Ambassade de France en Chine, 7 mai 2015.

Royaume-Uni : financement de la recherche sur la démence

Le financement institutionnel total (public et associatif) de la recherche britannique sur le cancer, l’insuffisance coronarienne, la démence et les accidents vasculaires cérébraux (AVC) atteignait 856 millions de livres sterling en 2012, dont 11% pour la démence. Par rapport au coût de chaque maladie, pour 10 livres de dépenses en aide et en soins, l’investissement de recherche représente 1.08 livres pour le cancer, 65 pence pour l’insuffisance coronarienne, 19 pence pour les AVC et 8 pence pour la démence. La distribution des financements a évolué de façon notable entre 2008 et 2012, la part allouée à la recherche sur la démence passant de 9% à 21% du financement total. Pour les seuls fonds publics, la part est passée à 33%. Les coûts de santé attribuables à la démence sont estimés à 1.4 milliards de livres. Les coûts sociaux de la démence (10.2 milliards de livres) dépassent ceux du cancer, des AVC et de l’insuffisance coronarienne réunies.

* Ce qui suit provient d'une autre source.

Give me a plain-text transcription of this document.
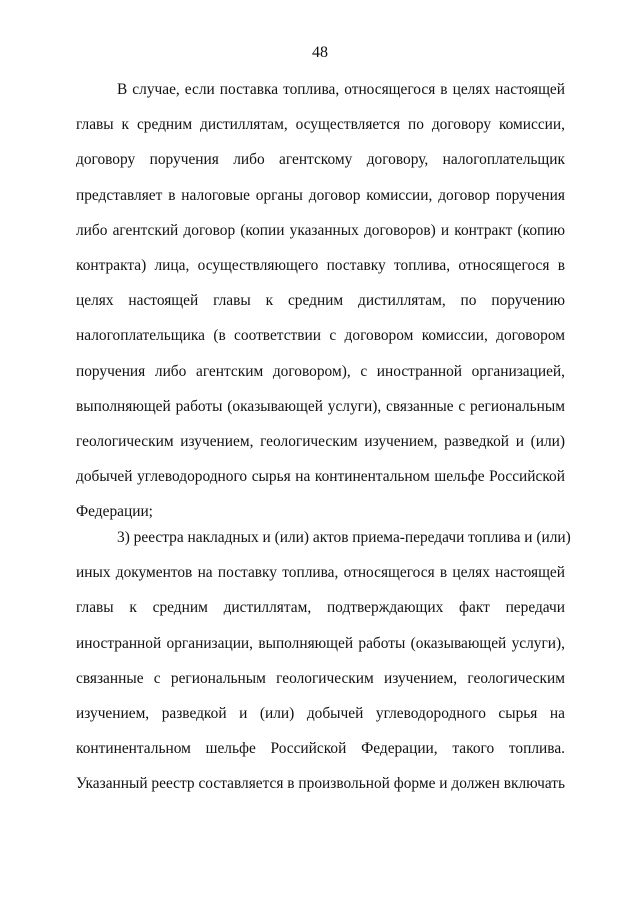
48
В случае, если поставка топлива, относящегося в целях настоящей
главы к средним дистиллятам, осуществляется по договору комиссии,
договору поручения либо агентскому договору, налогоплательщик
представляет в налоговые органы договор комиссии, договор поручения
либо агентский договор (копии указанных договоров) и контракт (копию
контракта) лица, осуществляющего поставку топлива, относящегося в
целях настоящей главы к средним дистиллятам, по поручению
налогоплательщика (в соответствии с договором комиссии, договором
поручения либо агентским договором), с иностранной организацией,
выполняющей работы (оказывающей услуги), связанные с региональным
геологическим изучением, геологическим изучением, разведкой и (или)
добычей углеводородного сырья на континентальном шельфе Российской
Федерации;
3) реестра накладных и (или) актов приема-передачи топлива и (или)
иных документов на поставку топлива, относящегося в целях настоящей
главы к средним дистиллятам, подтверждающих факт передачи
иностранной организации, выполняющей работы (оказывающей услуги),
связанные с региональным геологическим изучением, геологическим
изучением, разведкой и (или) добычей углеводородного сырья на
континентальном шельфе Российской Федерации, такого топлива.
Указанный реестр составляется в произвольной форме и должен включать
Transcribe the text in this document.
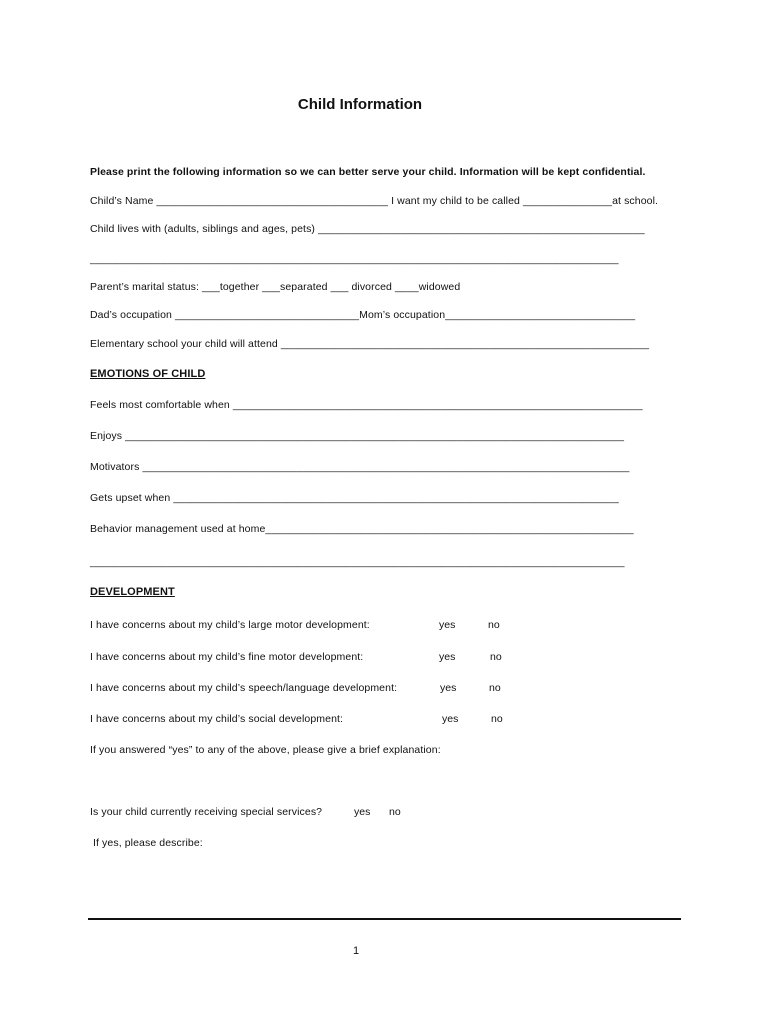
Child Information
Please print the following information so we can better serve your child. Information will be kept confidential.
Child’s Name _______________________________________ I want my child to be called _______________at school.
Child lives with (adults, siblings and ages, pets) _______________________________________________________
_________________________________________________________________________________________
Parent’s marital status: ___together ___separated ___ divorced ____widowed
Dad’s occupation _______________________________Mom’s occupation________________________________
Elementary school your child will attend ______________________________________________________________
EMOTIONS OF CHILD
Feels most comfortable when _____________________________________________________________________
Enjoys ____________________________________________________________________________________
Motivators __________________________________________________________________________________
Gets upset when ___________________________________________________________________________
Behavior management used at home______________________________________________________________
__________________________________________________________________________________________
DEVELOPMENT
I have concerns about my child’s large motor development:	yes	no
I have concerns about my child’s fine motor development:	yes	no
I have concerns about my child’s speech/language development:	yes	no
I have concerns about my child’s social development:	yes	no
If you answered “yes” to any of the above, please give a brief explanation:
Is your child currently receiving special services?	yes no
If yes, please describe:
1
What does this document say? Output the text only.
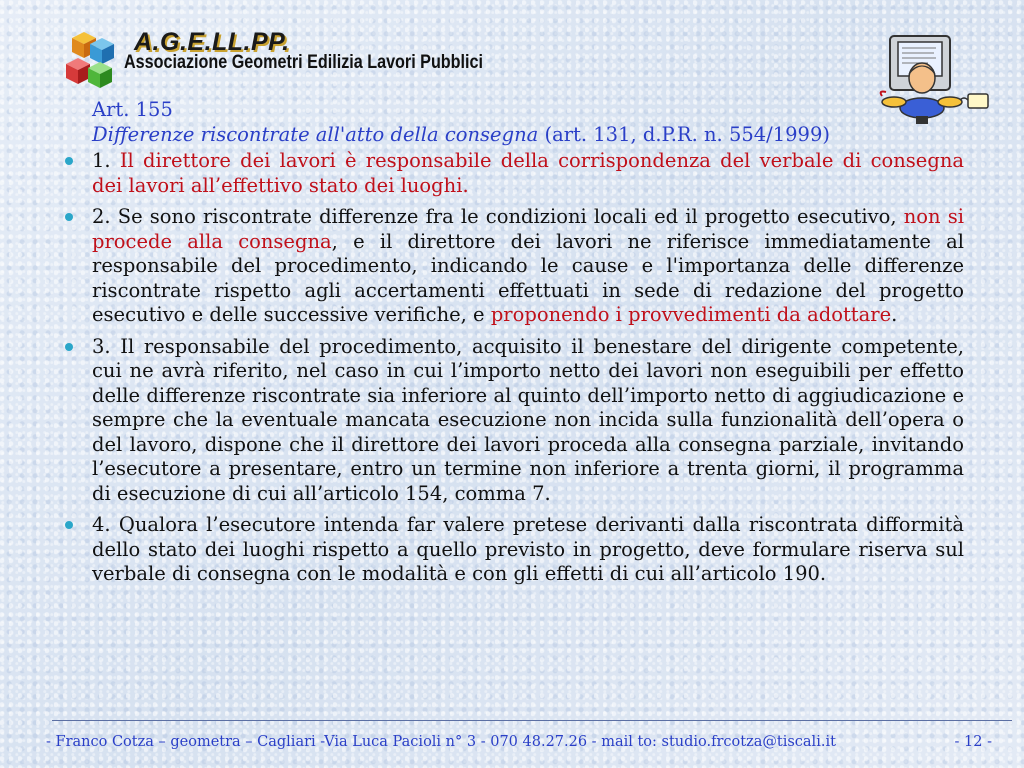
A.G.E.LL.PP.
Associazione Geometri Edilizia Lavori Pubblici
Art. 155
Differenze riscontrate all'atto della consegna (art. 131, d.P.R. n. 554/1999)
1. Il direttore dei lavori è responsabile della corrispondenza del verbale di consegna dei lavori all’effettivo stato dei luoghi.
2. Se sono riscontrate differenze fra le condizioni locali ed il progetto esecutivo, non si procede alla consegna, e il direttore dei lavori ne riferisce immediatamente al responsabile del procedimento, indicando le cause e l'importanza delle differenze riscontrate rispetto agli accertamenti effettuati in sede di redazione del progetto esecutivo e delle successive verifiche, e proponendo i provvedimenti da adottare.
3. Il responsabile del procedimento, acquisito il benestare del dirigente competente, cui ne avrà riferito, nel caso in cui l’importo netto dei lavori non eseguibili per effetto delle differenze riscontrate sia inferiore al quinto dell’importo netto di aggiudicazione e sempre che la eventuale mancata esecuzione non incida sulla funzionalità dell’opera o del lavoro, dispone che il direttore dei lavori proceda alla consegna parziale, invitando l’esecutore a presentare, entro un termine non inferiore a trenta giorni, il programma di esecuzione di cui all’articolo 154, comma 7.
4. Qualora l’esecutore intenda far valere pretese derivanti dalla riscontrata difformità dello stato dei luoghi rispetto a quello previsto in progetto, deve formulare riserva sul verbale di consegna con le modalità e con gli effetti di cui all’articolo 190.
- Franco Cotza – geometra – Cagliari -Via Luca Pacioli n° 3 - 070 48.27.26 - mail to: studio.frcotza@tiscali.it	- 12 -
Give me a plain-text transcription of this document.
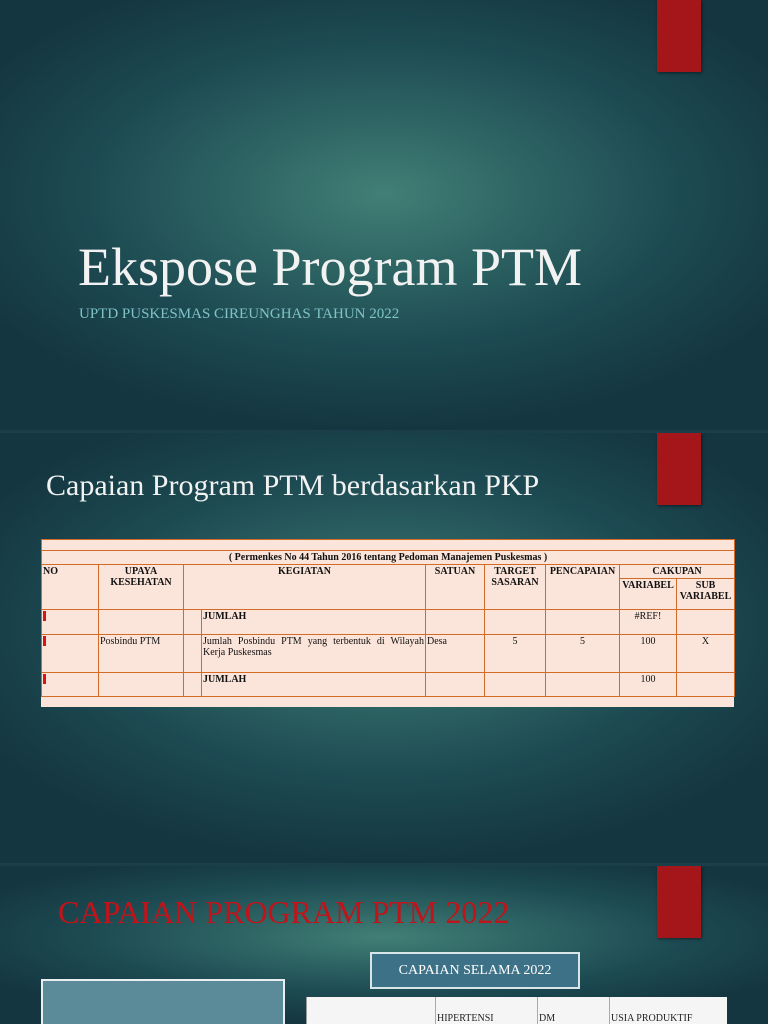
Ekspose Program PTM
UPTD PUSKESMAS CIREUNGHAS TAHUN 2022
Capaian Program PTM berdasarkan PKP

( Permenkes No 44 Tahun 2016 tentang Pedoman Manajemen Puskesmas )								
NO	UPAYA KESEHATAN	KEGIATAN		SATUAN	TARGET SASARAN	PENCAPAIAN	CAKUPAN	
							VARIABEL	SUB VARIABEL
			JUMLAH				#REF!	
	Posbindu PTM		Jumlah Posbindu PTM yang terbentuk di Wilayah Kerja Puskesmas	Desa	5	5	100	X
			JUMLAH				100	
CAPAIAN PROGRAM PTM 2022
CAPAIAN SELAMA 2022
HIPERTENSI	DM	USIA PRODUKTIF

J Dementia Care, mai-juin 2015. Luengo-Fernandez R et Gray JLA. UK research spend in 2008 and 2012: comparing stroke, cancer, coronary heart disease and dementia. BMJ Open 2015; 5:e006648, 6 février 2015.

http://bmjopen.bmj.com/content/5/4/e006648.full.pdf+html (texte intégral).

Antipsychotiques et psychotropes : les avertissements des autorités ont peu d’impact

Aux Etats-Unis, la Food and Drug Administration (autorité fédérale de régulation des médicaments et des aliments) a imposé en 2005, sur la notice des médicaments, un avertissement encadré de noir (black box warning) pour ne pas utiliser les antipsychotiques atypiques ou des médicaments psychotropes alternatifs chez les personnes ayant un diagnostic de maladie d’Alzheimer vivant à domicile. L’enquête nationale sur les dépenses médicales de 2004 à 2007 montre cependant que cette utilisation de ces médicaments hors des indications autorisées n’a eu qu’un « impact minimal ». Les antipsychotiques ont été substitués en partie par des médicaments spécifiques de la maladie d’Alzheimer et par des benzodiazépines (hypnotiques).

Singh RR et Nayak R. Impact of FDA Black Box Warning on Psychotropic Drug Use in Noninstitutionalized Elderly Patients Diagnosed With Dementia: A Retrospective Study. J Pharm Pract, 27 avril 2015. www.ncbi.nlm.nih.gov/pubmed/25917167.